Giovanni Paolo Panini: Ancient Roman Ruins // Public domain
Giovanni Paolo Panini: Ancient Roman Ruins // Public domain

It is a basic need for every human being to connect with others. Social psychology classifies the need for connection as one of the basic human motives, since humans are essentially social beings. Belonging somewhere has countless advantages. But what about when it’s not a partnership or a group, but a crowd? What psychological buttons are pressed at this time?

As austrian-american psychologist Watzlawick established in his axiom, perhaps already known to everyone, that it is impossible not to communicate, and communication is the key to our connection with the other.  Addressing the masses in politics is not a new thing.

As the well known question goes: What did the Romans give us? For example, political communication addressing broad sections of the population and the masses which was an integral part of ancient Roman society. Roman coins carried the news of the war success of the Imperium Romanum and the new ruler.

Back then the mainstream media that everyone followed – even those who could not read – were in the form of small and large works, i.e. coins and statues were the data media that reached the widest masses, which could be found in all provinces and even beyond . For practical reasons, the head of some of the emperors’ statues could be replaced, in the case of a new ruler, so only the current head had to be replaced on the body. Fast, practical, clear communication.

As long as we are on the topic of Rome, the person and cult of the emperor, the common faith – which in the age of religious syncretism included elements of many different religions – united the people living in the Roman Empire. Another way to create group consciousness in the masses is to instill fear, thereby setting up an identity against others.

This socio-psychological phenomenon also works in the case of group organization and larger groups, i.e. masses. It is a phenomenon that can be observed from a socio-psychological point of view that when we demarcate our group from others in such a way that the other group is presented in a negative light, we bring emotions into our communication.

This is based on simple heuristics, which ignore logical thinking, and emphasize feelings.

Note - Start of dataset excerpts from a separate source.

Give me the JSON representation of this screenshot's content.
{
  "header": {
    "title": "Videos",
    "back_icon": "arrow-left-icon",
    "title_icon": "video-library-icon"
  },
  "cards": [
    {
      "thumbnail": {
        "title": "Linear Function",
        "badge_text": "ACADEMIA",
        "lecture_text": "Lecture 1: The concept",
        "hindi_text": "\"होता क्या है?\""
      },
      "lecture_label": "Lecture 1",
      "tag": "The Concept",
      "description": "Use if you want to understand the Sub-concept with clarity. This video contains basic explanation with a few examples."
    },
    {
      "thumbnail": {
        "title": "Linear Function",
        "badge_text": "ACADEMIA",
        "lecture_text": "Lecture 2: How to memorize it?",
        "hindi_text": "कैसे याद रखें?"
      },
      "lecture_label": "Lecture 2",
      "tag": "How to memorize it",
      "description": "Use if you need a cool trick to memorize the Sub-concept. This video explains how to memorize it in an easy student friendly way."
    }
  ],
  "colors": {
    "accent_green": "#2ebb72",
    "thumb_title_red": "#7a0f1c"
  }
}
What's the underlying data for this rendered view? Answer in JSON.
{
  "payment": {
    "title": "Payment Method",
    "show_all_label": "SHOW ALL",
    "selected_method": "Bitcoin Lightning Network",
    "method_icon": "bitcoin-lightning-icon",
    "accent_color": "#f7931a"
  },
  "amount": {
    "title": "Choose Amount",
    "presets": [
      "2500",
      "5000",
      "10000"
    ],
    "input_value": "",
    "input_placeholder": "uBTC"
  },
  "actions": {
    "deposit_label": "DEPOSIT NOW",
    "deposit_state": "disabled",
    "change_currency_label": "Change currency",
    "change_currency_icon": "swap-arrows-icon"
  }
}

Such emotions can be fear and hatred towards a group branded as the fearful enemy, which soon leads to the dehumanization of the “other”. Thanks to dehumanization, it is already easier to diminish the rights of the group called the enemy, and in extreme cases to take the lives of the members of the other group.

A good example of this kind of communication is the narrative of the Hungarian political leadership in power during the 2015 migration crisis. The same polemic method has been used against LGBTQ communities, and finally towards the EU. The communication of the political leadership operates with simple, basic human motives, and it carefully separates its followers from the others. This kind of communication and group cohesion will always be tied to an external enemy.

The question is, how can an average person notice that he or she is exactly in such a situation that the government propaganda machinery is pressing the buttons related to such a basic human motives as belonging? The key is in proper self-awareness and critical thinking. The question can rightly be asked: do I really want to belong to a group which only defines what I am not? Knowing what we are not does not make it clear what we are. We can get out of this mental confinement by thinking critically and expanding our knowledge.


Smith, E. R., Mackie, D. M., & Claypool, H. M. (2015). Social psychology (4th ed.). Psychology Press.

Watzlawick, P., Bavelas, J. B., & Jackson, D. D. (2011). Pragmatics of human communication. WW Norton.